Earlier this year, the New Hampshire legislature passed HB 1542, which makes it illegal for a group to circulate the petition for party status during an odd year. On July 22, the Libertarian Party filed a federal lawsuit against the new restriction. Libertarian Party of N.H. v Gardner, 1:14cv-322. UPDATE: the case was assigned to Magistrate Judge Andrea K. Johnstone, a brand-new Obama appointee.
The petition for party status was created in 1996. It is so difficult, it has only been used twice, both times by the Libertarian Party, for 2000 and 2012. Both times the Libertarian Party did this petition, it started the drive in the odd year before the election year. The first attempt started in April 1999; the second attempt started in August 2011. Both times, the party took a full year to finish the job. It requires 3% of the last gubernatorial vote. No state except Oklahoma has a more difficult requirement for a group to place all its nominees on the November ballot. Oklahoma, however, permits a full year for a group to work on the petition.

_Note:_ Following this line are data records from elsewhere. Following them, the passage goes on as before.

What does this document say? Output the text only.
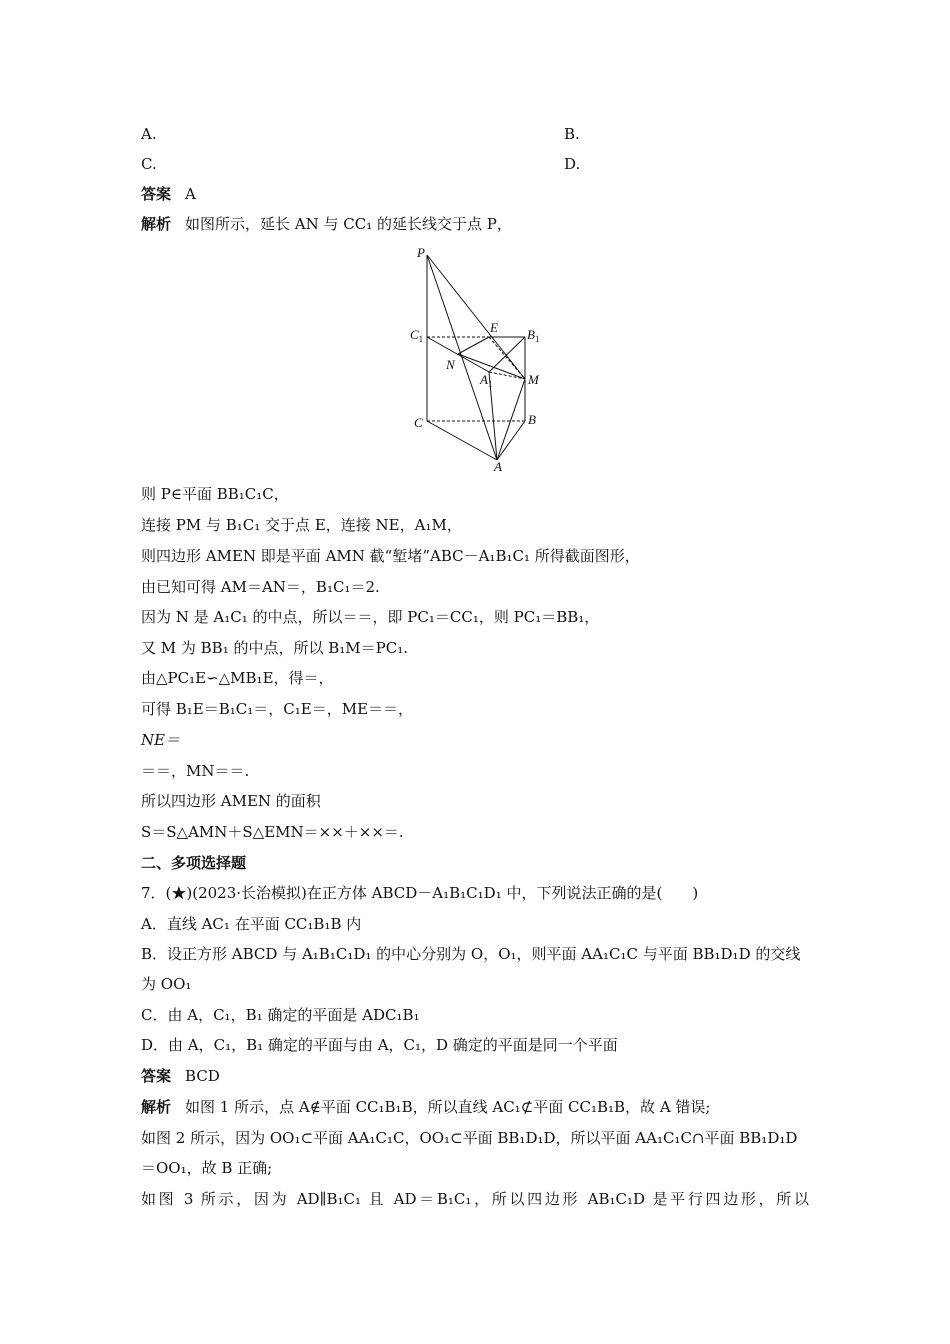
A.	B.
C.	D.
答案 A
解析 如图所示，延长 AN 与 CC₁ 的延长线交于点 P，
P
E $B_1$
$C_1$
N
$A_1$	M
C	B
A
则 P∈平面 BB₁C₁C，
连接 PM 与 B₁C₁ 交于点 E，连接 NE，A₁M，
则四边形 AMEN 即是平面 AMN 截“堑堵”ABC－A₁B₁C₁ 所得截面图形，
由已知可得 AM＝AN＝，B₁C₁＝2.
因为 N 是 A₁C₁ 的中点，所以＝＝，即 PC₁＝CC₁，则 PC₁＝BB₁，
又 M 为 BB₁ 的中点，所以 B₁M＝PC₁.
由△PC₁E∽△MB₁E，得＝，
可得 B₁E＝B₁C₁＝，C₁E＝，ME＝＝，
NE＝
＝＝，MN＝＝.
所以四边形 AMEN 的面积
S＝S△AMN＋S△EMN＝××＋××＝.
二、多项选择题
7．(★)(2023·长治模拟)在正方体 ABCD－A₁B₁C₁D₁ 中，下列说法正确的是(　　)
A．直线 AC₁ 在平面 CC₁B₁B 内
B．设正方形 ABCD 与 A₁B₁C₁D₁ 的中心分别为 O，O₁，则平面 AA₁C₁C 与平面 BB₁D₁D 的交线
为 OO₁
C．由 A，C₁，B₁ 确定的平面是 ADC₁B₁
D．由 A，C₁，B₁ 确定的平面与由 A，C₁，D 确定的平面是同一个平面
答案 BCD
解析 如图 1 所示，点 A∉平面 CC₁B₁B，所以直线 AC₁⊄平面 CC₁B₁B，故 A 错误;
如图 2 所示，因为 OO₁⊂平面 AA₁C₁C，OO₁⊂平面 BB₁D₁D，所以平面 AA₁C₁C∩平面 BB₁D₁D
＝OO₁，故 B 正确;
如图 3 所示，因为 AD∥B₁C₁ 且 AD＝B₁C₁，所以四边形 AB₁C₁D 是平行四边形，所以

New Hampshire, over the last 35 years, has made ballot access more and more difficult. In 1981 it increased the independent petition from 1,000 signatures to 3,000 signatures, and added a distribution requirement of 1,500 in each U.S. House district. In 1985 it required independent candidates (and the nominees of unqualified parties) to submit a declaration of candidacy in June, even though the petition is not due until August. In 1997 it increased the vote test for party status from 3% to 4%.

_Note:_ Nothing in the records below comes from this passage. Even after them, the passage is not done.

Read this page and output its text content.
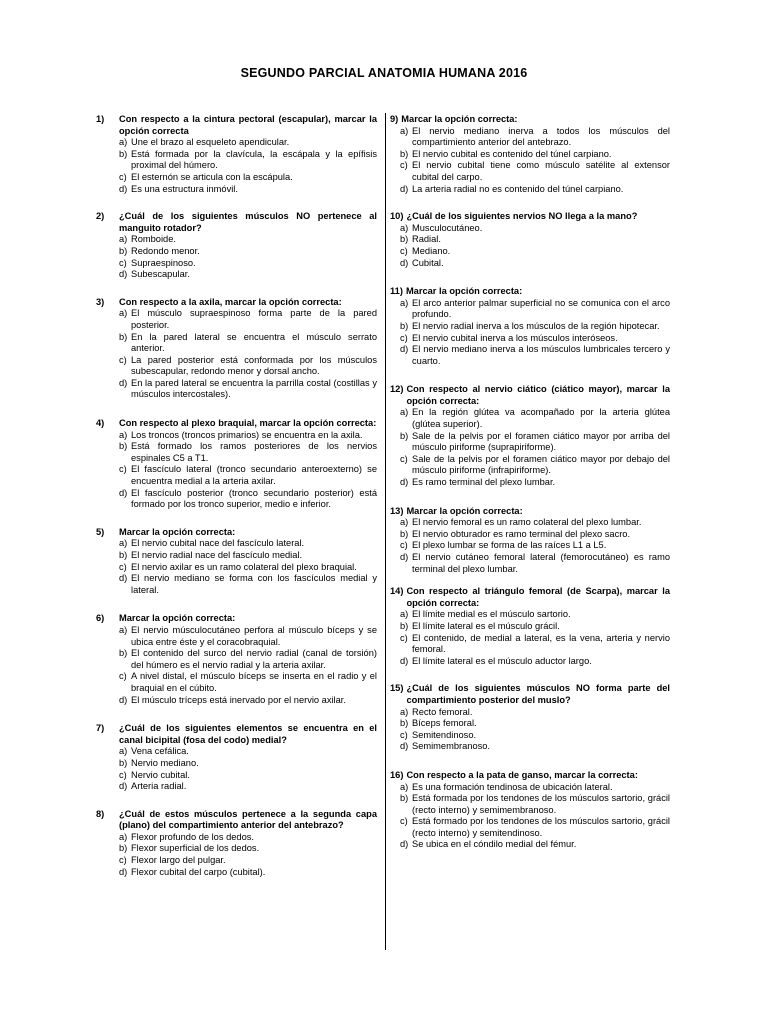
SEGUNDO PARCIAL ANATOMIA HUMANA 2016
1)	Con respecto a la cintura pectoral (escapular), marcar la opción correcta
a) Une el brazo al esqueleto apendicular.
b) Está formada por la clavícula, la escápala y la epífisis proximal del húmero.
c) El esternón se articula con la escápula.
d) Es una estructura inmóvil.
2)	¿Cuál de los siguientes músculos NO pertenece al manguito rotador?
a) Romboide.
b) Redondo menor.
c) Supraespinoso.
d) Subescapular.
3)	Con respecto a la axila, marcar la opción correcta:
a) El músculo supraespinoso forma parte de la pared posterior.
b) En la pared lateral se encuentra el músculo serrato anterior.
c) La pared posterior está conformada por los músculos subescapular, redondo menor y dorsal ancho.
d) En la pared lateral se encuentra la parrilla costal (costillas y músculos intercostales).
4)	Con respecto al plexo braquial, marcar la opción correcta:
a) Los troncos (troncos primarios) se encuentra en la axila.
b) Está formado los ramos posteriores de los nervios espinales C5 a T1.
c) El fascículo lateral (tronco secundario anteroexterno) se encuentra medial a la arteria axilar.
d) El fascículo posterior (tronco secundario posterior) está formado por los tronco superior, medio e inferior.
5)	Marcar la opción correcta:
a) El nervio cubital nace del fascículo lateral.
b) El nervio radial nace del fascículo medial.
c) El nervio axilar es un ramo colateral del plexo braquial.
d) El nervio mediano se forma con los fascículos medial y lateral.
6)	Marcar la opción correcta:
a) El nervio músculocutáneo perfora al músculo bíceps y se ubica entre éste y el coracobraquial.
b) El contenido del surco del nervio radial (canal de torsión) del húmero es el nervio radial y la arteria axilar.
c) A nivel distal, el músculo bíceps se inserta en el radio y el braquial en el cúbito.
d) El músculo tríceps está inervado por el nervio axilar.
7)	¿Cuál de los siguientes elementos se encuentra en el canal bicipital (fosa del codo) medial?
a) Vena cefálica.
b) Nervio mediano.
c) Nervio cubital.
d) Arteria radial.
8)	¿Cuál de estos músculos pertenece a la segunda capa (plano) del compartimiento anterior del antebrazo?
a) Flexor profundo de los dedos.
b) Flexor superficial de los dedos.
c) Flexor largo del pulgar.
d) Flexor cubital del carpo (cubital).
9) Marcar la opción correcta:
a) El nervio mediano inerva a todos los músculos del compartimiento anterior del antebrazo.
b) El nervio cubital es contenido del túnel carpiano.
c) El nervio cubital tiene como músculo satélite al extensor cubital del carpo.
d) La arteria radial no es contenido del túnel carpiano.
10) ¿Cuál de los siguientes nervios NO llega a la mano?
a) Musculocutáneo.
b) Radial.
c) Mediano.
d) Cubital.
11) Marcar la opción correcta:
a) El arco anterior palmar superficial no se comunica con el arco profundo.
b) El nervio radial inerva a los músculos de la región hipotecar.
c) El nervio cubital inerva a los músculos interóseos.
d) El nervio mediano inerva a los músculos lumbricales tercero y cuarto.
12) Con respecto al nervio ciático (ciático mayor), marcar la opción correcta:
a) En la región glútea va acompañado por la arteria glútea (glútea superior).
b) Sale de la pelvis por el foramen ciático mayor por arriba del músculo piriforme (suprapiriforme).
c) Sale de la pelvis por el foramen ciático mayor por debajo del músculo piriforme (infrapiriforme).
d) Es ramo terminal del plexo lumbar.
13) Marcar la opción correcta:
a) El nervio femoral es un ramo colateral del plexo lumbar.
b) El nervio obturador es ramo terminal del plexo sacro.
c) El plexo lumbar se forma de las raíces L1 a L5.
d) El nervio cutáneo femoral lateral (femorocutáneo) es ramo terminal del plexo lumbar.
14) Con respecto al triángulo femoral (de Scarpa), marcar la opción correcta:
a) El límite medial es el músculo sartorio.
b) El límite lateral es el músculo grácil.
c) El contenido, de medial a lateral, es la vena, arteria y nervio femoral.
d) El límite lateral es el músculo aductor largo.
15) ¿Cuál de los siguientes músculos NO forma parte del compartimiento posterior del muslo?
a) Recto femoral.
b) Bíceps femoral.
c) Semitendinoso.
d) Semimembranoso.
16) Con respecto a la pata de ganso, marcar la correcta:
a) Es una formación tendinosa de ubicación lateral.
b) Está formada por los tendones de los músculos sartorio, grácil (recto interno) y semimembranoso.
c) Está formado por los tendones de los músculos sartorio, grácil (recto interno) y semitendinoso.
d) Se ubica en el cóndilo medial del fémur.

New Hampshire and Washington are the only states in the last twenty-five years that have increased the vote test for party status. Twenty-five states have eased the test during the last thirty years: Alaska, Arizona, Colorado, Florida, Georgia, Hawaii, Louisiana, Maine, Maryland, Massachusetts, Michigan, Minnesota, Montana, Nebraska, Nevada, North Carolina, North Dakota, Ohio, Oregon, Rhode Island, South Dakota, Texas, Utah, Virginia, and Wyoming. There is a persistent strain of intolerance in the New Hampshire legislature toward minor parties. Such intolerance does not extend to major party candidates; they need not petition, and New Hampshire allows anyone to get on a presidential primary ballot merely by paying a fee of $1,000.